Dinner 18:55 is a fresh and original take on theatre, moving away from traditional narrative forms to explore human relationships and how they’re shaped by age. An ambitious project from the get go, the show was carried by one or two particularly rousing performances which were let down by those that came in between.
The concept of Dinner 18:55 is certainly commendable. Instead of starting out with a script, creative director Maggie De Ruyck brought together a group of 18 actors from the theatre’s youth and pensioner programs and spent six months facilitating the development of relationships between them. As the group bonded, swapping stories and taking part in theatrical exercises, a series of sketches, dances and monologues emerged. These are interspaced with some spectacular Stomp-esque musical numbers.
Unfortunately, Dinner 18:55’s lofty ambitions remained unmatched by the performance itself. What could have been a bittersweet rumination on the nature of one man’s relationship with his belated mother, told through the medium of a soup recipe, goes on a little too long to be moving in the way intended. Similarly, a monologue by a younger cast member on the politics and the idea of success falls short of the mark by failing to do much more than recycle some tired cliches.
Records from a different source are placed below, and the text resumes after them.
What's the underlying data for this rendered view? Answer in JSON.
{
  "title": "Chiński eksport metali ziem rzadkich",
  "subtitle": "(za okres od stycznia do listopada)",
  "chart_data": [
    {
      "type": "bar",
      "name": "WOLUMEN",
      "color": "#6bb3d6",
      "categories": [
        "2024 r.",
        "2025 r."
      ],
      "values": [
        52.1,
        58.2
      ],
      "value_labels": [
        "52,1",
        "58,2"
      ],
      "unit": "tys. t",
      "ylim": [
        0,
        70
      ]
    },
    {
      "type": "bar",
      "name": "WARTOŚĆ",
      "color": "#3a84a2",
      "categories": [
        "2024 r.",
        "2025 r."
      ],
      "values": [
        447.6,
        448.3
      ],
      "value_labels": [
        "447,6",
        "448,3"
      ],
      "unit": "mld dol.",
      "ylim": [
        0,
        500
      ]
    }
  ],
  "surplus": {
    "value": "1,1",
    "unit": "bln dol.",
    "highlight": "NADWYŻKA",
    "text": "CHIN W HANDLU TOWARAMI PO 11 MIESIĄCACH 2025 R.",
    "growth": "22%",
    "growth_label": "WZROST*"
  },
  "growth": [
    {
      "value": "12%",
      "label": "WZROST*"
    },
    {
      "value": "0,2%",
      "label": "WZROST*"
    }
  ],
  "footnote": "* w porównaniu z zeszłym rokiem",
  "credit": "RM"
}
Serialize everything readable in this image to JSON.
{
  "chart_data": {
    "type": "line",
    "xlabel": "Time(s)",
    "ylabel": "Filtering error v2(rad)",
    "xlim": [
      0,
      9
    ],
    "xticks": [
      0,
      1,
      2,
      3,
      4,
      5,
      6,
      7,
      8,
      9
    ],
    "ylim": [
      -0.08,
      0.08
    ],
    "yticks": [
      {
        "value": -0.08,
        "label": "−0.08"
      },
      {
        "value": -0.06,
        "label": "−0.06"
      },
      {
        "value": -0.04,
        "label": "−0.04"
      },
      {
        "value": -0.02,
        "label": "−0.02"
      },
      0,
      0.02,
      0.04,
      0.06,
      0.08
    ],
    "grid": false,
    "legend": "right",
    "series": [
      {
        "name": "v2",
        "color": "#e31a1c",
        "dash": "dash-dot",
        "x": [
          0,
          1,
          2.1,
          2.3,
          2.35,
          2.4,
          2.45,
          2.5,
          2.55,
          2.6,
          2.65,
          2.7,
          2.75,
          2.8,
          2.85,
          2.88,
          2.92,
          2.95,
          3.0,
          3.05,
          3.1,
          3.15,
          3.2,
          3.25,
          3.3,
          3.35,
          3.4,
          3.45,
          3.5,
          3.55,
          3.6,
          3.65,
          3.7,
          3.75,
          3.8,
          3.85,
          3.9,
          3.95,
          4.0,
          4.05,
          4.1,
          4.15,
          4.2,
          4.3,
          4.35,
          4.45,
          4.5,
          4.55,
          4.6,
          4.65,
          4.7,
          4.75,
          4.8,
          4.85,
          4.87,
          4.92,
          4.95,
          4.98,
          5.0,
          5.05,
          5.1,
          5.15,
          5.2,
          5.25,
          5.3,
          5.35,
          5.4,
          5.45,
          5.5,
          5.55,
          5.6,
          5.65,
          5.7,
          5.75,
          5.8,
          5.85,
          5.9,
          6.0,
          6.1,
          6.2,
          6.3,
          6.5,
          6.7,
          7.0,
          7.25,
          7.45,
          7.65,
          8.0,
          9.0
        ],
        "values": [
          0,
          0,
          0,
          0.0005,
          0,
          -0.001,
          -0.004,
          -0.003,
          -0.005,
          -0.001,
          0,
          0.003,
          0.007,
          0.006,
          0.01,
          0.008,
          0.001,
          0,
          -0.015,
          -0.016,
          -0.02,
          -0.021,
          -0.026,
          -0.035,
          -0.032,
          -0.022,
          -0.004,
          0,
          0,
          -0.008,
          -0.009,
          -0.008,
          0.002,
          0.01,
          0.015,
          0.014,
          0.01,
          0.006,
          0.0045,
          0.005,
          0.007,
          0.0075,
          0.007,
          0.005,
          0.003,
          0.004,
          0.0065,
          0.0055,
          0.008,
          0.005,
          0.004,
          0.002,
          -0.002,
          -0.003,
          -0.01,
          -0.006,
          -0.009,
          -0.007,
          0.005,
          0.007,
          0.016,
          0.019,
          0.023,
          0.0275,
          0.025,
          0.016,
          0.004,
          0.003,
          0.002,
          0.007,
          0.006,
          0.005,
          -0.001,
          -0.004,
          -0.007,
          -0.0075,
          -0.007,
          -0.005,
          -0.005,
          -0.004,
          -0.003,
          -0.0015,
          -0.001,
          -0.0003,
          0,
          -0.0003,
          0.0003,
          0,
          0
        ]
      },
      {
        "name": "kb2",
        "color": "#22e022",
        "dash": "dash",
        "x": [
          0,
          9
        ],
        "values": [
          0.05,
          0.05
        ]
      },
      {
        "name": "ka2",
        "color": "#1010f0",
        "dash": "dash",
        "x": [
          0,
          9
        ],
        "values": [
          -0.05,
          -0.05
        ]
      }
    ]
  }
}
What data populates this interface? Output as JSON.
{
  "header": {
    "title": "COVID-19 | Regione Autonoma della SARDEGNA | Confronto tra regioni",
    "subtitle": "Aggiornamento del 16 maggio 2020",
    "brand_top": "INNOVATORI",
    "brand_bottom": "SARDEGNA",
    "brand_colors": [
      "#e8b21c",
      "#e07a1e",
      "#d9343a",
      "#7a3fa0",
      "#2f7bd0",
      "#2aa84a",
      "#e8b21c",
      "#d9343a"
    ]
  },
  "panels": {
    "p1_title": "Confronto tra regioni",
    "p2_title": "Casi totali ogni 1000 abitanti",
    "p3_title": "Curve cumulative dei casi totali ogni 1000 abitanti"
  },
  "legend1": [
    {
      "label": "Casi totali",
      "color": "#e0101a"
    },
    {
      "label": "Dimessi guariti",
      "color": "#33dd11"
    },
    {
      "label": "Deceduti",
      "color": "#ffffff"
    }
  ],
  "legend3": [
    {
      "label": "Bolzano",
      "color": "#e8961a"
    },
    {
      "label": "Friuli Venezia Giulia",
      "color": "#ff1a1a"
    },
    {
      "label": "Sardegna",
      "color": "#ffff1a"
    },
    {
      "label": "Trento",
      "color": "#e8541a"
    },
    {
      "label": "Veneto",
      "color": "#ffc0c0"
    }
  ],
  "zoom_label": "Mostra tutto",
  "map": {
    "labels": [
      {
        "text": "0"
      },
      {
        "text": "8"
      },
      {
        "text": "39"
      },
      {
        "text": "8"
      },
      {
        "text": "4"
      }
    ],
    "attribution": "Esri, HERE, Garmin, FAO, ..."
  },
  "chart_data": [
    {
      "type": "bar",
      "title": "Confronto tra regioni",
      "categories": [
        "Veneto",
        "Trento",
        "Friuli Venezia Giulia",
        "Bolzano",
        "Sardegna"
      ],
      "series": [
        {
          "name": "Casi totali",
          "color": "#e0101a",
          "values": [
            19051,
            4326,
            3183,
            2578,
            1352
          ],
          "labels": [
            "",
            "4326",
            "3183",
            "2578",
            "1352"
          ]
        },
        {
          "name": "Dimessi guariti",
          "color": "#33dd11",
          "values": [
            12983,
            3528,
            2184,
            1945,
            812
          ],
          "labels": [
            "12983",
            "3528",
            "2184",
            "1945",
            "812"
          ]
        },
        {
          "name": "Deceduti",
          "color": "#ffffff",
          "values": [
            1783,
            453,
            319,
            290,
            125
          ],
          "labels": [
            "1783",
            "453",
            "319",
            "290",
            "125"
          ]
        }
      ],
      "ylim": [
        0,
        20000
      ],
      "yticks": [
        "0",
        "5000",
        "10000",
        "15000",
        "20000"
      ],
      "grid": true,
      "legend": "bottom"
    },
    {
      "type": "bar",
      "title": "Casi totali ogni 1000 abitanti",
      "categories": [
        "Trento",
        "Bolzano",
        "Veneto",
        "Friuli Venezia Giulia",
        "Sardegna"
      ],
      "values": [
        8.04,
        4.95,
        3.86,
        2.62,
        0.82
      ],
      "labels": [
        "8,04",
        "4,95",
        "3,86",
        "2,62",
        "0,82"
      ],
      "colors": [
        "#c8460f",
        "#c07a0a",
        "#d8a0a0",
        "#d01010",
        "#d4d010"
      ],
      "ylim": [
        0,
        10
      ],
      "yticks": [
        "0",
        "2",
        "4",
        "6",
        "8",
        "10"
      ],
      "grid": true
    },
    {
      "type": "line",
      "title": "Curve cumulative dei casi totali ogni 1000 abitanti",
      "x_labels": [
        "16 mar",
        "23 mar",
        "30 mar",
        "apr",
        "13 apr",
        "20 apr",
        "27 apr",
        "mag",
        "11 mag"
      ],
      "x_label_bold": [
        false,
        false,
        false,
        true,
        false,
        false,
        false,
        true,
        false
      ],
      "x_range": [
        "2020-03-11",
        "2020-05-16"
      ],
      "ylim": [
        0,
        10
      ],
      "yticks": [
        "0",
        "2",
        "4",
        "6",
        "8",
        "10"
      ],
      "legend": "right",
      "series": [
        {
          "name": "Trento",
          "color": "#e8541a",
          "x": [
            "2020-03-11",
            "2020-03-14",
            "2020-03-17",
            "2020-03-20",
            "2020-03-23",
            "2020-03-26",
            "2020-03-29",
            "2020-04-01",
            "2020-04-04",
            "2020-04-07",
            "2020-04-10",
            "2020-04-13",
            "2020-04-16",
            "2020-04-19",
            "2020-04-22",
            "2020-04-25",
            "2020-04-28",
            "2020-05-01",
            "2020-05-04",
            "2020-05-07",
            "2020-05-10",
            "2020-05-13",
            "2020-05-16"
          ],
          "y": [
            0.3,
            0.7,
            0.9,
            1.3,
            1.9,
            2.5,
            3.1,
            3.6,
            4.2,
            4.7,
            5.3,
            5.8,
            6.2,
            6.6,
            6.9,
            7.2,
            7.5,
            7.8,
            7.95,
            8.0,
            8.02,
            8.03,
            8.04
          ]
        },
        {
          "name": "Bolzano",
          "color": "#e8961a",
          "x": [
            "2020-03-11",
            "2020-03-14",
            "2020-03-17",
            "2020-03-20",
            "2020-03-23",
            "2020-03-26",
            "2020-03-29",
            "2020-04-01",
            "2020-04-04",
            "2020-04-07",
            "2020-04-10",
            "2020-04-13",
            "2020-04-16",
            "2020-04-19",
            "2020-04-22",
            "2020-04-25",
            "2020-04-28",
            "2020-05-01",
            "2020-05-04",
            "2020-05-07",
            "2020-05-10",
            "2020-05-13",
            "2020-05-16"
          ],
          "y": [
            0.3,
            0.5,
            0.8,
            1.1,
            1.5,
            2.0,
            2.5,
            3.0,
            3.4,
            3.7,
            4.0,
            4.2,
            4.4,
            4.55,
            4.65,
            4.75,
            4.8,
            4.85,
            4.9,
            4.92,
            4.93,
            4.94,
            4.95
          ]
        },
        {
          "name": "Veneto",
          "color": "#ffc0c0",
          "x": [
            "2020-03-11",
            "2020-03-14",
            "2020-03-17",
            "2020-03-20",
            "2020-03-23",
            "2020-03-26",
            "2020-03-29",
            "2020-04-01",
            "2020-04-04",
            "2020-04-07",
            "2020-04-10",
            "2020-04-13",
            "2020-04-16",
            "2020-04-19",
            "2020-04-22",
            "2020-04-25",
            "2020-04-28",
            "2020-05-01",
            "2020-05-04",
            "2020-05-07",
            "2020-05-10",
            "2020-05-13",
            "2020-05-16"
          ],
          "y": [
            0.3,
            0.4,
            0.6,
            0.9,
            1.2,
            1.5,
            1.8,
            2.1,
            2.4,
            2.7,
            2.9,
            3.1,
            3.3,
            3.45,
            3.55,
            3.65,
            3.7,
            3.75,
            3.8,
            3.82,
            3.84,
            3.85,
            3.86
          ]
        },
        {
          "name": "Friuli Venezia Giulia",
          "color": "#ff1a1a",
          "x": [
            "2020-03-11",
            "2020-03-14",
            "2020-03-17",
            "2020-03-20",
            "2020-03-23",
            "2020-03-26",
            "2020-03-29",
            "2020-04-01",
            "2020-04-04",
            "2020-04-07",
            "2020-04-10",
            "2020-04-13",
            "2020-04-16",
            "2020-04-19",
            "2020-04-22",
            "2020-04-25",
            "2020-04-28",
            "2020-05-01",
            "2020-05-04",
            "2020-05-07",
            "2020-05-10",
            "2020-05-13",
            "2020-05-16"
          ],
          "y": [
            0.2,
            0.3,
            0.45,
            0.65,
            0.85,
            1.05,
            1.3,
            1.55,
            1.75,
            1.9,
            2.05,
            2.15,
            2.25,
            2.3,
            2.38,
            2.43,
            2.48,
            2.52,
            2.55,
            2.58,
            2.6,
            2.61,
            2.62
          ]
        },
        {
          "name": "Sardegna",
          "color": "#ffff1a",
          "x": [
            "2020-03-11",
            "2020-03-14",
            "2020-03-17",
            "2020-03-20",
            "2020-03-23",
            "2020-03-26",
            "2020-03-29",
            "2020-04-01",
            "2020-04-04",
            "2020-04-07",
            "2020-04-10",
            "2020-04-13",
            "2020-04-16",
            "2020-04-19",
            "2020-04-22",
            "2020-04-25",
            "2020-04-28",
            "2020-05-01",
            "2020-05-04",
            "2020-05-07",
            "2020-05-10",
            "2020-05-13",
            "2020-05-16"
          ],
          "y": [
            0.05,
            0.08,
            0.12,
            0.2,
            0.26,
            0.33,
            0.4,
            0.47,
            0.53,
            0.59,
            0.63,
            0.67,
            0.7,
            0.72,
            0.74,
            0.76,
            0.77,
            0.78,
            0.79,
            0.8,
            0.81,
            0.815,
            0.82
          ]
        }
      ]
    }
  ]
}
The innovative, community driven and Leeds centric approach to theatre shown by the cast and staff of Dinner 18:55 deserves praise, and will hopefully continue. The relatively low price tag, £6.50, coupled with a shorter than average runtime (1 hour) no doubt go some way towards making theatre more approachable. It’s just a shame that this particular shows combination of mime, music and monologue felt more like a mixed up collection of unrelated elements than the powerful commentary on society that a more cohesive piece could have been.
Amongst the cast, there were clearly some very talented performers, which shone through when dancing or delivering speeches. For the most part, though, the characters seemed too underdeveloped to make an impact that lasted any longer than the time that they spent on stage. Of course, it’s difficult to get much development into an hour, but perhaps the short running time is yet another way in which the performance failed to achieve its laudable objectives.
It seems oddly fitting that a play built around age is so dominated by missed opportunities. Age is a great unifier insofar as everyone can connect with the age of others – they’ve either experienced it, or hope to. This universal appeal is what makes it such a shame that Dinner 18:55 fails to connect.